All of these are simple to generate. Today we'll just generate the samtools faidx
for our pre-generated SPAdes Illumina assembly:
samtools faidx expected-outputs/assemblies/spades-illumina-only.fasta
Command line parameter | Description |
---|---|
samtools | Call the samtools program |
faidx | Call the faidx sub-program within samtools |
expected-outputs/assemblies/spades-illumina-only.fasta | The path to the FASTA file to index |
This should run fairly quickly and will produce the file expected-outputs/assemblies/spades-illumina-only.fasta.fai
file that we can look at
less -S expected-outputs/assemblies/spades-illumina-only.fasta.fai
Command line parameter | Description |
---|---|
less | A Linux text file viewer
(use <up arrow> and <down arrow> to scroll up and down by one line
or <space> and b
to scroll up and down by one page, resepectively. Type q to exit) |
-S | Turn off line-wrapping within less
(use the <left arrow> and <right arrow> to scroll left and right). |
expected-outputs/assemblies/spades-illumina-only.fasta.fai | The path to the file you want to view |
NODE_1_length_656252_cov_29.014074 656252 36 60 61
NODE_2_length_575306_cov_27.441711 575306 667262 60 61
NODE_3_length_562891_cov_29.873761 562891 1252193 60 61
NODE_4_length_438072_cov_30.397365 438072 1824502 60 61
NODE_5_length_388373_cov_29.564742 388373 2269912 60 61
NODE_6_length_381978_cov_29.826266 381978 2664794 60 61
NODE_7_length_364204_cov_28.969093 364204 3053175 60 61
NODE_8_length_351331_cov_28.605180 351331 3423486 60 61
NODE_9_length_348425_cov_29.467863 348425 3780709 60 61
NODE_10_length_333664_cov_29.009230 333664 4134979 60 61
NODE_11_length_325795_cov_29.005299 325795 4474242 60 61
NODE_12_length_315498_cov_28.812061 315498 4805504 60 61
NODE_13_length_304746_cov_29.743095 304746 5126298 60 61
NODE_14_length_301147_cov_28.087172 301147 5436161 60 61
NODE_15_length_300141_cov_28.878596 300141 5742365 60 61
NODE_16_length_291038_cov_28.065040 291038 6047546 60 61
NODE_17_length_279739_cov_29.975989 279739 6343472 60 61
NODE_18_length_267631_cov_28.541939 267631 6627911 60 61
NODE_19_length_262557_cov_28.861460 262557 6900040 60 61
.fai
files are pretty straightforward. They contain tab-delimited columns with information for one scaffold on each row.

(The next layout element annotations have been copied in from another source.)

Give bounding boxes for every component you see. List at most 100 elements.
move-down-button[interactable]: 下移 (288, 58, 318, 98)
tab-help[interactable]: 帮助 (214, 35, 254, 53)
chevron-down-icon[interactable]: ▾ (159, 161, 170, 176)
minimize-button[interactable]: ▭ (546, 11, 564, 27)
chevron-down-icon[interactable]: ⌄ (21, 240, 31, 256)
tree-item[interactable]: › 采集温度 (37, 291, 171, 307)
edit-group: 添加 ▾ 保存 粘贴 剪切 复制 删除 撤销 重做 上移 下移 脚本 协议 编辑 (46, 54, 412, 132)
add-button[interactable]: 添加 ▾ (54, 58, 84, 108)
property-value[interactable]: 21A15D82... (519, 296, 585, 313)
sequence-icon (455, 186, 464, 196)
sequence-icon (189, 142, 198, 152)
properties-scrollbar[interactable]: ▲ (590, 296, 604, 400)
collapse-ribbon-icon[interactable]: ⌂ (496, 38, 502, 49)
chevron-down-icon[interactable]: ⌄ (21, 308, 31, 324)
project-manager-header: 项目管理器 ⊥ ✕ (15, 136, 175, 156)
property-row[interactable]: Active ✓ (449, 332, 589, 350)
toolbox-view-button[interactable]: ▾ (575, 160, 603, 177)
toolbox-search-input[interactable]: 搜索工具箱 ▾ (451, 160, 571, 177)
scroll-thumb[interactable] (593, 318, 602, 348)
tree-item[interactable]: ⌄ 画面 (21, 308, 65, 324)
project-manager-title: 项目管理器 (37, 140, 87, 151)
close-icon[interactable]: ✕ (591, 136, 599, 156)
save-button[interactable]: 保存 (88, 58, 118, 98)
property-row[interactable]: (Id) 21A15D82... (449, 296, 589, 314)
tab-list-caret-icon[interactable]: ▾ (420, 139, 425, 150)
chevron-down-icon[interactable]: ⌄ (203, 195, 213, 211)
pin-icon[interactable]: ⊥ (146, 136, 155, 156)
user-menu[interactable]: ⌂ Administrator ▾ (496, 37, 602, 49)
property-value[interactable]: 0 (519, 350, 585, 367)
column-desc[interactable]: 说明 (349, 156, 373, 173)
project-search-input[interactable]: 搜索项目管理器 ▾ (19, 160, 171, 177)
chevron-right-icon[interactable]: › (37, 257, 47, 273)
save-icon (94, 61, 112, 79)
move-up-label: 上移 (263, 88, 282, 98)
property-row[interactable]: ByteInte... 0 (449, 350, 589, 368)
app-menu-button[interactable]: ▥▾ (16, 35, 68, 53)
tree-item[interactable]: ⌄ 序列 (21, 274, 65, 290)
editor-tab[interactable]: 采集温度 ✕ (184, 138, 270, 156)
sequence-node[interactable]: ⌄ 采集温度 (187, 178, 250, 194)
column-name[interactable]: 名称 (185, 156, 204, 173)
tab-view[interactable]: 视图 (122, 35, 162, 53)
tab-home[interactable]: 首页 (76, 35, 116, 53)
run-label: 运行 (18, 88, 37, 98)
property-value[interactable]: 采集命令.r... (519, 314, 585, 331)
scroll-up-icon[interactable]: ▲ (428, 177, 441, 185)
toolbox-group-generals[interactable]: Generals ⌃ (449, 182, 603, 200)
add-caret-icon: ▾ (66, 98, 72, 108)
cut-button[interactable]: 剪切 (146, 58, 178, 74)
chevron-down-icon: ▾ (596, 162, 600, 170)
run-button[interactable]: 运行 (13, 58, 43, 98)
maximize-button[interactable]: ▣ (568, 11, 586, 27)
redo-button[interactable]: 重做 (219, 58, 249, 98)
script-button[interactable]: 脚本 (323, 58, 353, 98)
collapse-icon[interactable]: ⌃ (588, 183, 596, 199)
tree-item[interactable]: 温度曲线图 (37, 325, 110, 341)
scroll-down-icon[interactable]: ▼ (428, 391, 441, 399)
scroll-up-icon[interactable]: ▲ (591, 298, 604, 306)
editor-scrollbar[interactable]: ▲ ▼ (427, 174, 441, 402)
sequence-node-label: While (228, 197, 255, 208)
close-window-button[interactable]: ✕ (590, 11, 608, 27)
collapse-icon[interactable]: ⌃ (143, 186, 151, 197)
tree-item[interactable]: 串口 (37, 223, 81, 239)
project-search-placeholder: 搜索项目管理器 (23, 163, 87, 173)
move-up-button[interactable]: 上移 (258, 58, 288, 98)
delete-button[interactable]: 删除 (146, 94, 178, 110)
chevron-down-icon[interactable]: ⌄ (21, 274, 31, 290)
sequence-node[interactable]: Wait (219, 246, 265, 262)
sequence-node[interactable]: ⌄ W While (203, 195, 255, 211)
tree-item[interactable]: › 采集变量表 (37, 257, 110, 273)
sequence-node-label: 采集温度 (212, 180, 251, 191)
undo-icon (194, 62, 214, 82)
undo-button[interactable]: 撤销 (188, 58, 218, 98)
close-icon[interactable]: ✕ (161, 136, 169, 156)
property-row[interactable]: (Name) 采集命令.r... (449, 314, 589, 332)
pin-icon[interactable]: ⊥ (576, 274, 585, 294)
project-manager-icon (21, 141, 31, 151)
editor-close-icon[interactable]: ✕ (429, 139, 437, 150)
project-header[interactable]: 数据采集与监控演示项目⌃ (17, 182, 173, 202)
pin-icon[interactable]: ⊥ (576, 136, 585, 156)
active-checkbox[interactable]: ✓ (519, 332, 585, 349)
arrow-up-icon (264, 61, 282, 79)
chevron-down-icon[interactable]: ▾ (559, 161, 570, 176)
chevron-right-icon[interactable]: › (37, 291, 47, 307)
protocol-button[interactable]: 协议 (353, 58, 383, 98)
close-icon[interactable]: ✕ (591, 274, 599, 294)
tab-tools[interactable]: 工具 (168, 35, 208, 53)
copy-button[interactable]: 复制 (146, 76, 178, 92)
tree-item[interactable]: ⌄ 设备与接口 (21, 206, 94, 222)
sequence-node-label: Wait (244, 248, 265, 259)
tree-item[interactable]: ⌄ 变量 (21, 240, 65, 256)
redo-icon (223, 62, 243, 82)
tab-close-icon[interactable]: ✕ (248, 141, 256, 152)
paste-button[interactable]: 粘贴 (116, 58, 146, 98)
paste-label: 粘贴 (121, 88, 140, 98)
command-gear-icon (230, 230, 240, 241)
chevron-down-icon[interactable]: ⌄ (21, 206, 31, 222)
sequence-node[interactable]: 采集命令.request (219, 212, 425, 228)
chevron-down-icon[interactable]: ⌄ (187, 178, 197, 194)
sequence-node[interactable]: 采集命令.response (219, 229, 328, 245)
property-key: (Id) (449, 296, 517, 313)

Column 1
indicates the scaffold name, Column 2 the length, Column 3 a byte index, Column 4 the number of bases per line, and Column 5 the number of bytes per line
Other indices that we won't generate directly today include the BWA index files, which make it easier to map reads to an assembly:
bwa index assemblies/spades-illumina-only.fasta
Command line parameter | Description |
---|---|
bwa | Call the bwa program |
index | Call the index sub-program within bwa |
assemblies/spades-illumina-only.fasta | The path to the FASTA file to index |
And the Picard Dictionary file, which used by variant callers such as GATK and other programs:
Picard CreateSequenceDictionary I=assemblies/spades-illumina-only.fasta O=assemblies/spades-illumina-only.dict
Command line parameter | Description |
---|---|
picard | Call the picard program |
CreateSequenceDictionary | Call the CreateSequenceDictionary
sub-program within picard |
I=assemblies/spades-illumina-only.fasta | The path to the FASTA file |
O=assemblies/spades-illumina-only.dict | The path to the desired output file |
After you've generated and assessed the quality of your assembly, the next step is usually annotation. This usually means figuring out where repeats are in the assembly and classifying their types, and figuring out where the genes in the assembly are. There are many ways to do this, enough to fill up a separate workshop, so we won't be covering annotation today.